Get the pid of the worker via ps aux | grep cli.py
and terminate the worker with SIGUSR1. On ubuntu this equals
kill -10 <PID>
. This will perform a graceful shutdown after the evaluation of the current algorithm is finished.
There exist two methods to export the results of the meta-learning-base. To export all datasets meta-features use
python3 cli.py export_datasets
This command creates a file export_datasets{CHUNK}.pkl_. For performance reasons, exports are chunked to 500,000 datasets.

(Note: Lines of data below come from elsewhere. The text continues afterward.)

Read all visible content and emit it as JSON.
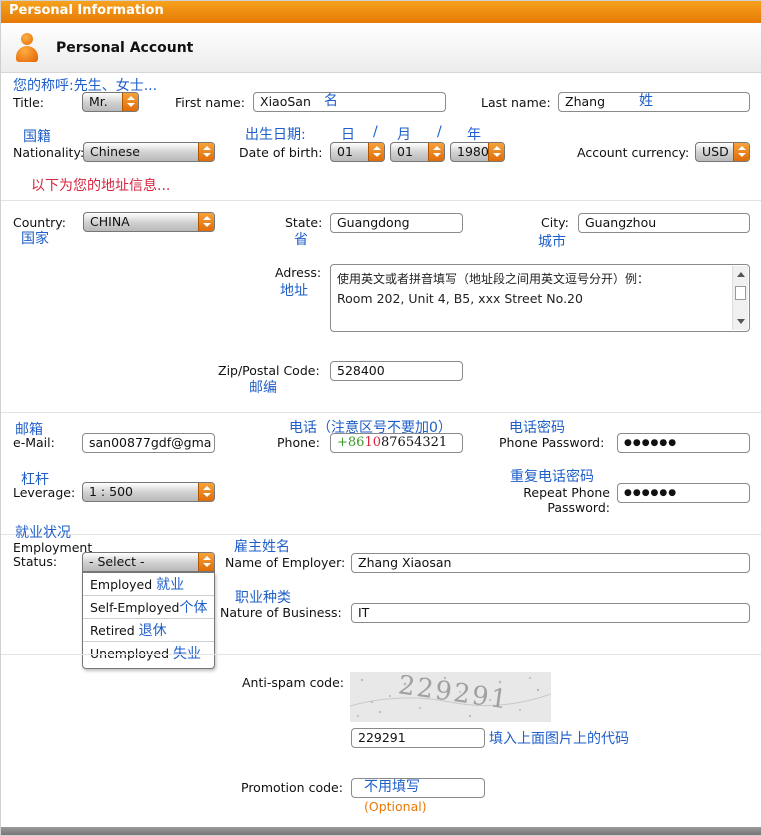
{
  "topbar": {
    "title": "Personal Information"
  },
  "header": {
    "title": "Personal Account",
    "icon": "person-icon"
  },
  "annotations": {
    "salutation": "您的称呼:先生、女士...",
    "first_name_cn": "名",
    "last_name_cn": "姓",
    "nationality_cn": "国籍",
    "dob_cn": "出生日期:",
    "dob_day": "日",
    "dob_month": "月",
    "dob_year": "年",
    "dob_slash1": "/",
    "dob_slash2": "/",
    "address_info": "以下为您的地址信息...",
    "country_cn": "国家",
    "state_cn": "省",
    "city_cn": "城市",
    "address_cn": "地址",
    "zip_cn": "邮编",
    "email_cn": "邮箱",
    "phone_cn": "电话（注意区号不要加0）",
    "phone_pw_cn": "电话密码",
    "leverage_cn": "杠杆",
    "repeat_pw_cn": "重复电话密码",
    "employment_cn": "就业状况",
    "employer_cn": "雇主姓名",
    "business_cn": "职业种类",
    "captcha_cn": "填入上面图片上的代码",
    "promo_cn": "不用填写"
  },
  "form": {
    "title_label": "Title:",
    "title_value": "Mr.",
    "first_name_label": "First name:",
    "first_name_value": "XiaoSan",
    "last_name_label": "Last name:",
    "last_name_value": "Zhang",
    "nationality_label": "Nationality:",
    "nationality_value": "Chinese",
    "dob_label": "Date of birth:",
    "dob_day_value": "01",
    "dob_month_value": "01",
    "dob_year_value": "1980",
    "currency_label": "Account currency:",
    "currency_value": "USD",
    "country_label": "Country:",
    "country_value": "CHINA",
    "state_label": "State:",
    "state_value": "Guangdong",
    "city_label": "City:",
    "city_value": "Guangzhou",
    "address_label": "Adress:",
    "address_hint": "使用英文或者拼音填写（地址段之间用英文逗号分开）例：",
    "address_value": "Room 202, Unit 4, B5, xxx Street No.20",
    "zip_label": "Zip/Postal Code:",
    "zip_value": "528400",
    "email_label": "e-Mail:",
    "email_value": "san00877gdf@gma",
    "phone_label": "Phone:",
    "phone_prefix_plus": "+",
    "phone_prefix_86": "86",
    "phone_prefix_10": "10",
    "phone_number": "87654321",
    "phone_pw_label": "Phone Password:",
    "phone_pw_value": "●●●●●●",
    "leverage_label": "Leverage:",
    "leverage_value": "1 : 500",
    "repeat_pw_label_1": "Repeat Phone",
    "repeat_pw_label_2": "Password:",
    "repeat_pw_value": "●●●●●●",
    "employment_label_1": "Employment",
    "employment_label_2": "Status:",
    "employment_value": "- Select -",
    "employment_options": [
      {
        "en": "Employed",
        "cn": "就业"
      },
      {
        "en": "Self-Employed",
        "cn": "个体"
      },
      {
        "en": "Retired",
        "cn": "退休"
      },
      {
        "en": "Unemployed",
        "cn": "失业"
      }
    ],
    "employer_label": "Name of Employer:",
    "employer_value": "Zhang Xiaosan",
    "business_label": "Nature of Business:",
    "business_value": "IT",
    "antispam_label": "Anti-spam code:",
    "captcha_image_text": "229291",
    "captcha_value": "229291",
    "promo_label": "Promotion code:",
    "promo_optional": "(Optional)"
  },
  "colors": {
    "accent": "#e67a06",
    "annotation_blue": "#1f5fc9",
    "annotation_red": "#d8263f"
  }
}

To export all pipelines use
python3 cli.py export_pipelines
This commands recursively combines the two tables dataset and algorithm to reconstruct all evaluated pipelines. Please note, that, depending on the number of actual algorithms and datasets, this actions requires a significant amount of time.
Using the train_scaler.py
script, all exported files are combined to train regression models on the expected pipeline
performance.
For simplicity, we directly provide a random forest regression model
trained on all available data ready to use. Additionally, we provide database dumps of the evaluation of 30 datasets in
the assets/defaults/ directory. We recommend to use a distinct schema foreach dump. Each dump creates filled table
algorithm
and dataset
in the public
schema. After import, you should move the public schema to a new schema.
psql -f 1461_bank-marketing.sql
psql -c "ALTER SCHEMA public RENAME TO 'd1461'"